風鈴
八月九日日曜日快晴
紛れもない晴れだ。雲一つない晴れ空は一面空色で清々しい。
昨日まであれだけ荒れていた空が嘘みたいだ。窓を開けた時に入ってきた冷たく湿った風が心地いい。
庭の木は何本か枝が折れていて、道路には葉っぱや小さな枝が散らばっている。まだ誰も起きていないから新しい世界に一人だけになったような感覚だ。
朝ごはんを食べて、身支度を済ませる。
荷物はもうまとめてある。
自室の真ん中に封筒を置く。中身は百万弱。到底足りていないが、今まで面倒を見てもらっていた分の返却だ。
家の中を見渡す。
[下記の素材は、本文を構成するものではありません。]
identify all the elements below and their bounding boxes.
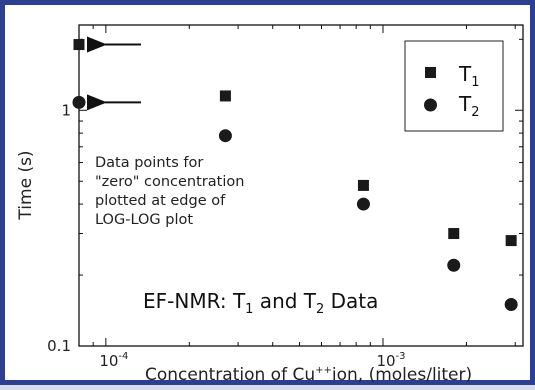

もう帰らない。けれど依然として寂しさはない。
「行ってきます」
僕は靴を履いて、荷物を持つ。眩しい。どこに行くか決まっている訳ではない。ただ途方もなく進んでいけば、きっと三十一日分の淡夏の夢を見て貴女の夏を知れるはずだ。
とりあえず駅に向かって、来た電車に乗った。車窓に流れる景色はとめどなく過ぎ去っていく。見慣れた畦道の青さは全くの別物へと次第に変わっていく。空を反射した水溜まりは境が曖昧だ。
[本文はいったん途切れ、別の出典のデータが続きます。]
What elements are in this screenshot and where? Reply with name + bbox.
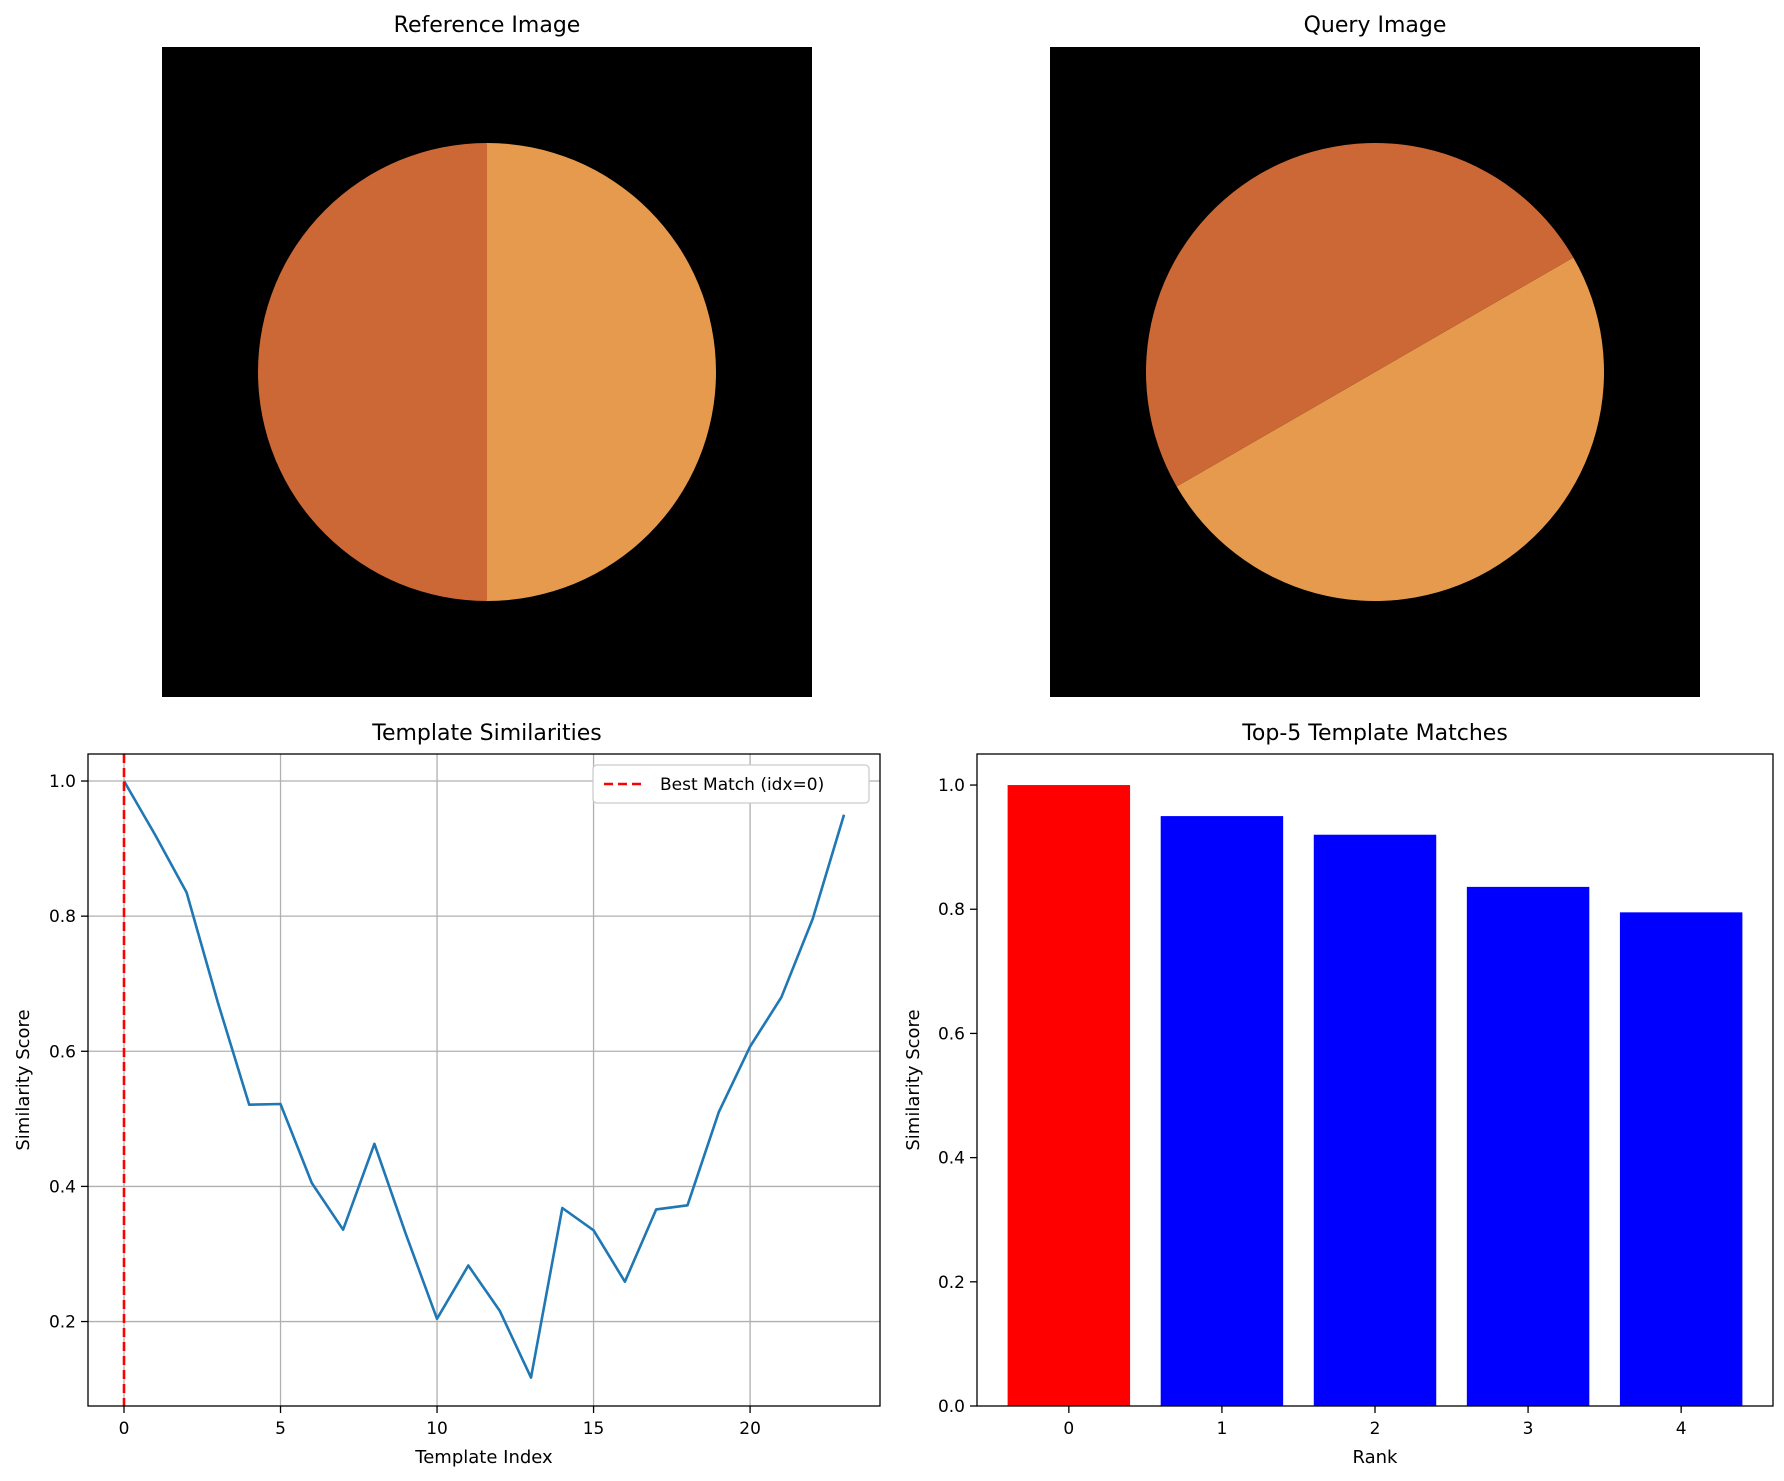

座席に座ってぼんやり窓の外を見ていたら、いつの間にか眠っていた。貴女の夢を見た。隣に貴女が座って、何かを話しているけれど、何を言っているのか聞き取れない。いつものその伏し目がちな瞳はほんのり哀愁を漂わせて、妙に魅力的だ。淡夏の広がった病室からの車窓は煌びやかで、君は不意に指をさした。
「ほら、夏だよ!私の大好きで大っ嫌いな季節!」
急停車で窓に頭をぶつけて目が覚めた。もうさっきの病室ではなくてただの電車の中だ。
それから何駅か過ぎたところで、知らない駅に降りた。降りてすぐに綺麗な音が聞こえてきた。
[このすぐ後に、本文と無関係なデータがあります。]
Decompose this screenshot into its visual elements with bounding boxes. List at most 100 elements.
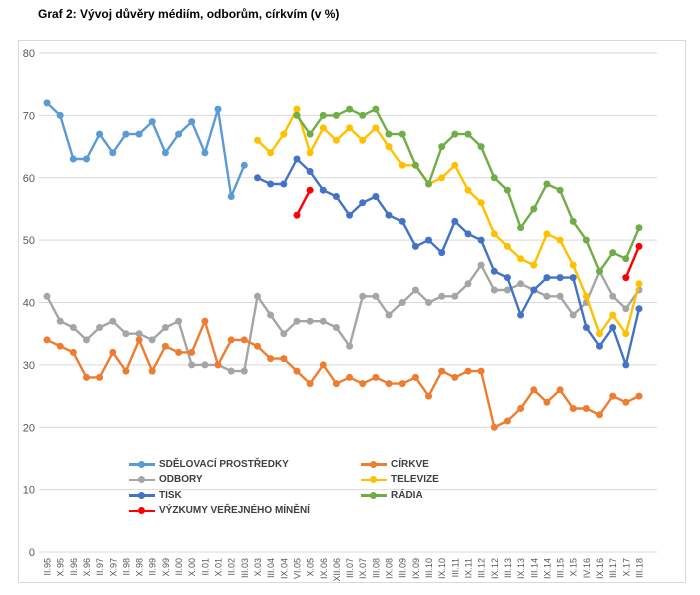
- data-point-ODBORY-IX.13: [517, 280, 525, 288]
- x-axis-tick-label: III.13: [503, 558, 513, 578]
- data-point-TISK-III.04: [267, 180, 275, 188]
- data-point-SDĚLOVACÍ PROSTŘEDKY-II.00: [175, 130, 183, 138]
- x-axis-tick-label: X.96: [82, 558, 92, 577]
- y-axis-tick-label: 70: [23, 110, 35, 122]
- data-point-RÁDIA-III.17: [609, 249, 617, 257]
- x-axis-tick-label: III.12: [477, 558, 487, 578]
- data-point-CÍRKVE-II.00: [175, 348, 183, 356]
- data-point-RÁDIA-III.09: [398, 130, 406, 138]
- legend-item: RÁDIA: [361, 488, 423, 502]
- data-point-SDĚLOVACÍ PROSTŘEDKY-X.01: [214, 105, 222, 113]
- data-point-TISK-X.17: [622, 361, 630, 369]
- legend-item: TELEVIZE: [361, 473, 439, 487]
- chart-title: Graf 2: Vývoj důvěry médiím, odborům, cí…: [38, 7, 340, 21]
- data-point-CÍRKVE-IX.06: [319, 361, 327, 369]
- data-point-CÍRKVE-II.98: [122, 367, 130, 375]
- data-point-TELEVIZE-IX.04: [280, 130, 288, 138]
- data-point-TELEVIZE-IV.16: [582, 292, 590, 300]
- data-point-ODBORY-III.15: [556, 292, 564, 300]
- legend-item: TISK: [129, 488, 182, 502]
- data-point-CÍRKVE-II.95: [43, 336, 51, 344]
- data-point-RÁDIA-IX.13: [517, 224, 525, 232]
- data-point-TISK-IX.04: [280, 180, 288, 188]
- data-point-RÁDIA-IV.16: [582, 236, 590, 244]
- data-point-ODBORY-II.02: [227, 367, 235, 375]
- x-axis-tick-label: II.97: [95, 558, 105, 576]
- data-point-CÍRKVE-III.07: [346, 373, 354, 381]
- series-line-VÝZKUMY VEŘEJNÉHO MÍNĚNÍ: [295, 189, 641, 279]
- data-point-ODBORY-II.99: [148, 336, 156, 344]
- data-point-CÍRKVE-IX.16: [596, 411, 603, 419]
- x-axis-tick-label: IX.04: [279, 558, 289, 579]
- x-axis-tick-label: X.98: [135, 558, 145, 577]
- data-point-CÍRKVE-IX.04: [280, 355, 288, 363]
- data-point-SDĚLOVACÍ PROSTŘEDKY-II.97: [96, 130, 104, 138]
- data-point-ODBORY-II.96: [69, 324, 77, 331]
- data-point-RÁDIA-III.11: [451, 130, 459, 138]
- data-point-TISK-III.11: [451, 217, 459, 225]
- data-point-TISK-IX.06: [319, 186, 327, 194]
- data-point-ODBORY-IX.09: [411, 286, 419, 294]
- legend-line-dot-marker: [361, 457, 387, 471]
- data-point-TELEVIZE-X.17: [622, 330, 630, 338]
- legend-label: TELEVIZE: [391, 474, 439, 486]
- data-point-CÍRKVE-X.95: [56, 342, 64, 350]
- data-point-TELEVIZE-III.15: [556, 236, 564, 244]
- x-axis-tick-label: X.17: [621, 558, 631, 577]
- data-point-VÝZKUMY VEŘEJNÉHO MÍNĚNÍ-VI.05: [293, 211, 301, 219]
- data-point-ODBORY-II.97: [96, 324, 104, 331]
- data-point-ODBORY-X.98: [135, 330, 143, 338]
- data-point-ODBORY-IX.07: [359, 292, 367, 300]
- data-point-TISK-IX.12: [490, 267, 498, 275]
- data-point-CÍRKVE-III.13: [503, 417, 511, 425]
- data-point-CÍRKVE-X.00: [188, 348, 196, 356]
- legend-item: CÍRKVE: [361, 457, 429, 471]
- data-point-ODBORY-VI.05: [293, 317, 301, 325]
- data-point-TISK-IX.10: [438, 249, 446, 257]
- y-axis-tick-label: 50: [23, 235, 35, 247]
- data-point-TISK-III.13: [503, 274, 511, 282]
- data-point-TISK-III.15: [556, 274, 564, 282]
- legend-item: SDĚLOVACÍ PROSTŘEDKY: [129, 457, 289, 471]
- data-point-ODBORY-X.97: [109, 317, 117, 325]
- data-point-CÍRKVE-IX.12: [490, 423, 498, 431]
- data-point-TELEVIZE-IX.16: [596, 330, 603, 338]
- data-point-CÍRKVE-II.97: [96, 373, 104, 381]
- x-axis-tick-label: III.15: [556, 558, 566, 578]
- data-point-CÍRKVE-III.08: [372, 373, 380, 381]
- x-axis-tick-label: III.17: [608, 558, 618, 578]
- data-point-TELEVIZE-X.15: [569, 261, 577, 269]
- data-point-ODBORY-III.17: [609, 292, 617, 300]
- data-point-ODBORY-X.99: [161, 324, 169, 331]
- x-axis-tick-label: X.03: [253, 558, 263, 577]
- data-point-VÝZKUMY VEŘEJNÉHO MÍNĚNÍ-X.17: [622, 274, 630, 282]
- x-axis-tick-label: X.95: [56, 558, 66, 577]
- data-point-SDĚLOVACÍ PROSTŘEDKY-II.01: [201, 149, 209, 157]
- data-point-TISK-IX.07: [359, 199, 367, 207]
- legend-label: ODBORY: [159, 474, 203, 486]
- data-point-RÁDIA-IX.06: [319, 111, 327, 119]
- data-point-RÁDIA-X.17: [622, 255, 630, 263]
- data-point-CÍRKVE-III.14: [530, 386, 538, 394]
- data-point-TELEVIZE-III.13: [503, 242, 511, 250]
- data-point-RÁDIA-III.18: [635, 224, 643, 232]
- data-point-ODBORY-III.07: [346, 342, 354, 350]
- data-point-ODBORY-IX.06: [319, 317, 327, 325]
- y-axis-tick-label: 30: [23, 360, 35, 372]
- data-point-TELEVIZE-VI.05: [293, 105, 301, 113]
- x-axis-tick-label: IX.06: [319, 558, 329, 579]
- x-axis-tick-label: II.96: [69, 558, 79, 576]
- series-line-CÍRKVE: [45, 320, 641, 429]
- legend-label: TISK: [159, 489, 182, 501]
- data-point-TELEVIZE-III.07: [346, 124, 354, 132]
- data-point-TELEVIZE-XII.06: [332, 136, 340, 144]
- legend-label: CÍRKVE: [391, 458, 429, 470]
- data-point-CÍRKVE-III.09: [398, 380, 406, 388]
- x-axis-tick-label: III.18: [635, 558, 645, 578]
- data-point-TISK-X.15: [569, 274, 577, 282]
- data-point-RÁDIA-III.10: [425, 180, 432, 188]
- x-axis-tick-label: IX.12: [490, 558, 500, 579]
- data-point-RÁDIA-IX.16: [596, 267, 603, 275]
- data-point-TISK-IX.16: [596, 342, 603, 350]
- data-point-ODBORY-IX.10: [438, 292, 446, 300]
駅前には小さな商店街があって、シャッターの閉まった店が多い。日曜日だからなのか、それとも台風の後だからなのかは分からない。
チリン、チリン__
風鈴だった。
一つだけではない。
チリン、チリン、と風が吹くたびにいくつもの音が重なって聞こえてくる。
商店街の軒先とアーケードに風鈴が飾られていた。
赤、青、透明、黄色。ガラスの中に小さな絵が描かれているものもあれば、何も描かれていないものもある。商店街の端から端まで風鈴が並んでいた。
「風音の傘はやがて君の心の傘になるだろうね」
貴女ならそういう気がする。そう言われた気がする。
どこで言ったのかは覚えていない。夏祭りだったかもしれないし、どこかの神社だったかもしれない。もしかしたら、何気ない会話の中だったのかもしれない。
商店街を抜ける。
振り返ると、風鈴がまだ揺れていた。
もっと、もっと遠くへ行こう。きっと貴女も知らない夏を僕は今度こそ貴女に伝えてみたい。